Setelahnya ia menatap Mimin yang sedang duduk bersandar di tumpukan bantal yang cukup tinggi. Pandangan Hadi dan Mimin bertemu, lalu laki-laki itu pun menangis sedih, campur bahagia.
"Terima kasih, sudah berjuang buat anak kita," ucap Hadi dengan suara yang parau.
"Sama-sama Mas, ini sudah jadi tugas seorang ibu, semua ibu di dunia ini pasti akan berjuang dengan sekuat tenaga untuk anaknya." Mimin pun merasakan hal yang sama terharu dan bahagia karena kelahiran anak keduanya, sang suami pun benar-benar mendukung, menemani bahkan tak henti-hentinya mengucapkan terima kasih. Begitupun ke dua mertuanya.
Bahkan Ahmad pun langsung melakukan penerbangan ke Jakarta saat itu juga. Dan langsung menyusul Mimin ke rumah sakit.
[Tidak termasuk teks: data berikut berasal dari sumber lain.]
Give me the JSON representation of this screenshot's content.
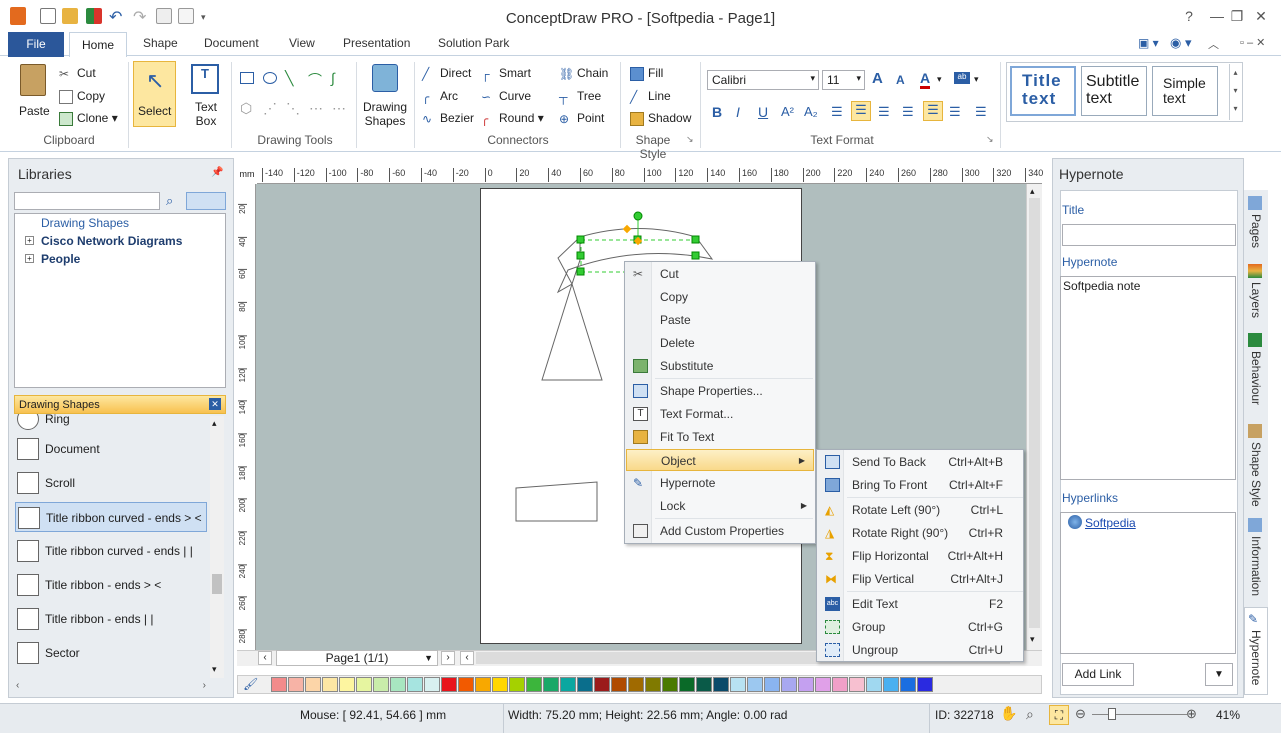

Beruntung sekali bukan memiliki mertua yang baik seperti mereka. Kebahagiaan mereka pun bertambah dengan lahirnya anak perempuan yang sangat lucu dan menggemakan apalagi cucu pertama dari keturunan keluarga mereka adalah perempuan. Bayi yang sejak lama ditunggu-tunggu kehadirannya.
"Tapi Mas nggak tega saat lihat kamu digunting dan dijahit anu-nya, sampai kebayang-bayang sampai sekarang."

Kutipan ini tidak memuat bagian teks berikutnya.